After 14 people reportedly died on smart motorways in 2019, it has been confirmed by the Transport Committee that they are launching a new inquiry into the benefits and safety of smart motorways. MPs will also consider their impact on reducing congestion on busy sections of motorway and other roads in the strategic road network.
Smart motorways were introduced as a technology-driven approach to deal with congestion through increasing capacity on motorways and controlling the flow and speed of traffic and have existed in England in some form since 2002. There are currently three different types of smart motorway schemes:
- Controlled motorways
- Dynamic hard shoulder
- All lane running
The all lane running (ALR) scheme permanently removes the hard shoulder and converts it into a running lane.

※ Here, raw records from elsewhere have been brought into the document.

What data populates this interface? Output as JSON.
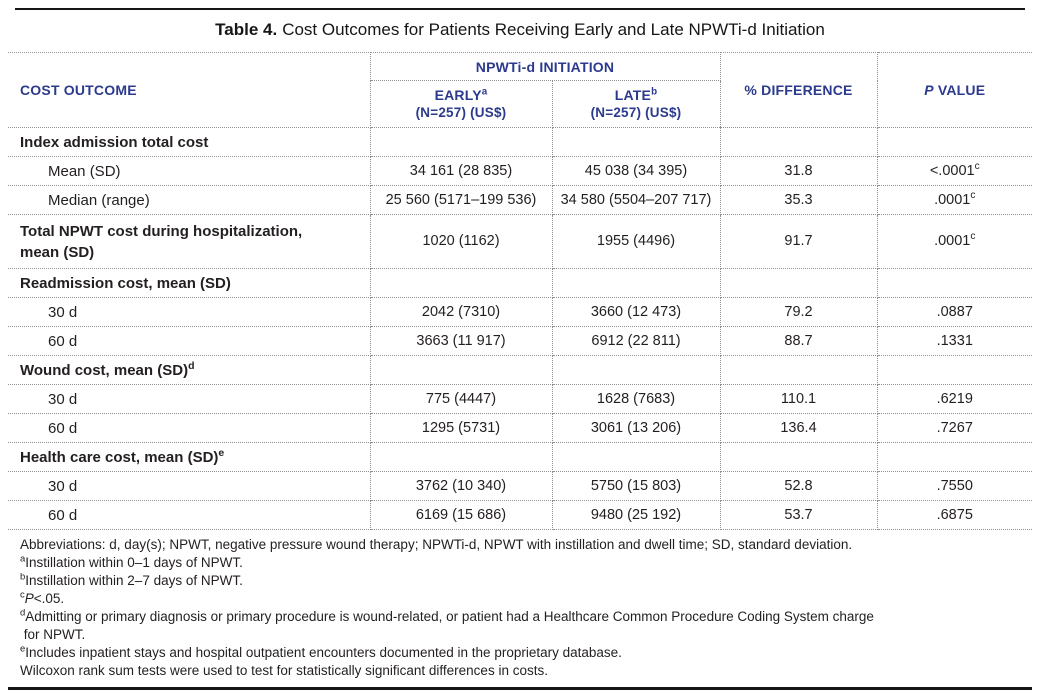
{
  "title": {
    "label": "Table 4.",
    "text": "Cost Outcomes for Patients Receiving Early and Late NPWTi-d Initiation"
  },
  "table": {
    "headers": {
      "cost_outcome": "COST OUTCOME",
      "group": "NPWTi-d INITIATION",
      "early_name": "EARLY",
      "early_sup": "a",
      "early_n": "(N=257) (US$)",
      "late_name": "LATE",
      "late_sup": "b",
      "late_n": "(N=257) (US$)",
      "pct_diff": "% DIFFERENCE",
      "p_italic": "P",
      "p_rest": " VALUE"
    },
    "rows": [
      {
        "label": "Index admission total cost",
        "section": true,
        "early": "",
        "late": "",
        "diff": "",
        "p": ""
      },
      {
        "label": "Mean (SD)",
        "early": "34 161 (28 835)",
        "late": "45 038 (34 395)",
        "diff": "31.8",
        "p": "<.0001",
        "p_sup": "c"
      },
      {
        "label": "Median (range)",
        "early": "25 560 (5171–199 536)",
        "late": "34 580 (5504–207 717)",
        "diff": "35.3",
        "p": ".0001",
        "p_sup": "c"
      },
      {
        "label": "Total NPWT cost during hospitalization,",
        "label2": "mean (SD)",
        "section": true,
        "tall": true,
        "early": "1020 (1162)",
        "late": "1955 (4496)",
        "diff": "91.7",
        "p": ".0001",
        "p_sup": "c"
      },
      {
        "label": "Readmission cost, mean (SD)",
        "section": true,
        "early": "",
        "late": "",
        "diff": "",
        "p": ""
      },
      {
        "label": "30 d",
        "early": "2042 (7310)",
        "late": "3660 (12 473)",
        "diff": "79.2",
        "p": ".0887"
      },
      {
        "label": "60 d",
        "early": "3663 (11 917)",
        "late": "6912 (22 811)",
        "diff": "88.7",
        "p": ".1331"
      },
      {
        "label": "Wound cost, mean (SD)",
        "sup": "d",
        "section": true,
        "early": "",
        "late": "",
        "diff": "",
        "p": ""
      },
      {
        "label": "30 d",
        "early": "775 (4447)",
        "late": "1628 (7683)",
        "diff": "110.1",
        "p": ".6219"
      },
      {
        "label": "60 d",
        "early": "1295 (5731)",
        "late": "3061 (13 206)",
        "diff": "136.4",
        "p": ".7267"
      },
      {
        "label": "Health care cost, mean (SD)",
        "sup": "e",
        "section": true,
        "early": "",
        "late": "",
        "diff": "",
        "p": ""
      },
      {
        "label": "30 d",
        "early": "3762 (10 340)",
        "late": "5750 (15 803)",
        "diff": "52.8",
        "p": ".7550"
      },
      {
        "label": "60 d",
        "early": "6169 (15 686)",
        "late": "9480 (25 192)",
        "diff": "53.7",
        "p": ".6875"
      }
    ]
  },
  "footnotes": [
    {
      "text": "Abbreviations: d, day(s); NPWT, negative pressure wound therapy; NPWTi-d, NPWT with instillation and dwell time; SD, standard deviation."
    },
    {
      "sup": "a",
      "text": "Instillation within 0–1 days of NPWT."
    },
    {
      "sup": "b",
      "text": "Instillation within 2–7 days of NPWT."
    },
    {
      "sup": "c",
      "italic": "P",
      "text": "<.05."
    },
    {
      "sup": "d",
      "text": "Admitting or primary diagnosis or primary procedure is wound-related, or patient had a Healthcare Common Procedure Coding System charge",
      "text2": "for NPWT."
    },
    {
      "sup": "e",
      "text": "Includes inpatient stays and hospital outpatient encounters documented in the proprietary database."
    },
    {
      "text": "Wilcoxon rank sum tests were used to test for statistically significant differences in costs."
    }
  ],
  "colors": {
    "header_navy": "#2b3a8c",
    "body_text": "#231f20",
    "dotted_border": "#8f8f8f",
    "rule": "#161616"
  }
}
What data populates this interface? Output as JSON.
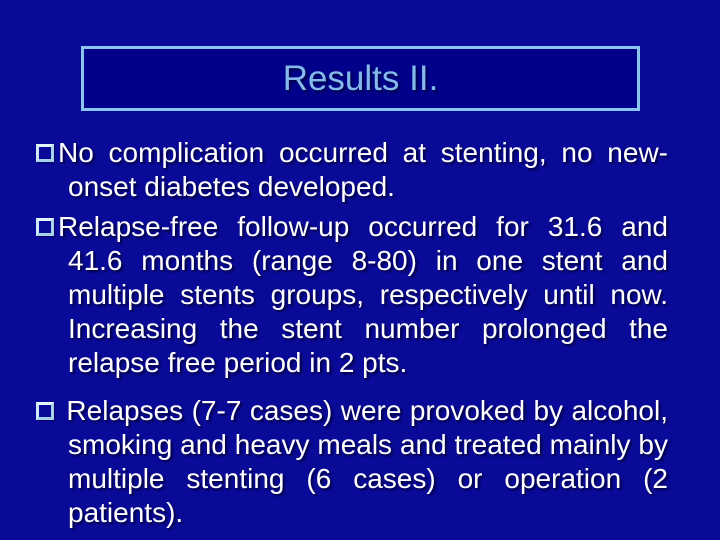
{
  "slide": {
    "title": "Results II.",
    "bullets": [
      {
        "text": "No complication occurred at stenting, no new-onset diabetes developed."
      },
      {
        "text": "Relapse-free follow-up occurred for 31.6 and 41.6 months (range 8-80) in one stent and multiple stents groups, respectively until now. Increasing the stent number prolonged the relapse free period in 2 pts."
      },
      {
        "text": " Relapses (7-7 cases) were provoked by alcohol, smoking and heavy meals and treated mainly by multiple stenting (6 cases) or operation (2 patients)."
      }
    ],
    "colors": {
      "background": "#0a0a99",
      "title_box_fill": "#00008b",
      "title_box_border": "#8cc4f0",
      "title_text": "#85b9ec",
      "body_text": "#ffffff",
      "bullet_square": "#bfe2f2"
    }
  }
}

The Transport Committee are going to consider as part of their inquiry if ALR is the most suitable type of smart motorway or whether there are better alternatives.
The dynamic hard shoulder scheme involves opening the hard shoulder as a running lane to traffic at busy periods to ease congestion. Controlled motorways have three or more lanes with variable speed limits but with the traditional hard shoulder remains. In 2019 a RAC Report on Motoring found that 68% of people surveyed felt that removing the hard shoulder on motorways compromises safety.
The committee wants to hear your views and are welcoming submissions from anyone on the following issues:
- The benefits of smart motorways, for instance to reduce congestion on busy sections of motorway, and how necessary they are;
- The safety of smart motorways, the adequacy of safety measures in place and how safety could be improved;
- Whether ALR is the most suitable type of smart motorway to roll out or if there are better alternatives;
- Public confidence in using smart motorways and how this could be improved;
- The impact of smart motorways on the usage and safety of other roads in the strategic road network;
- The effectiveness of Highways England’s delivery of the smart motorways programme, the impact of construction works, and the costs of implementation.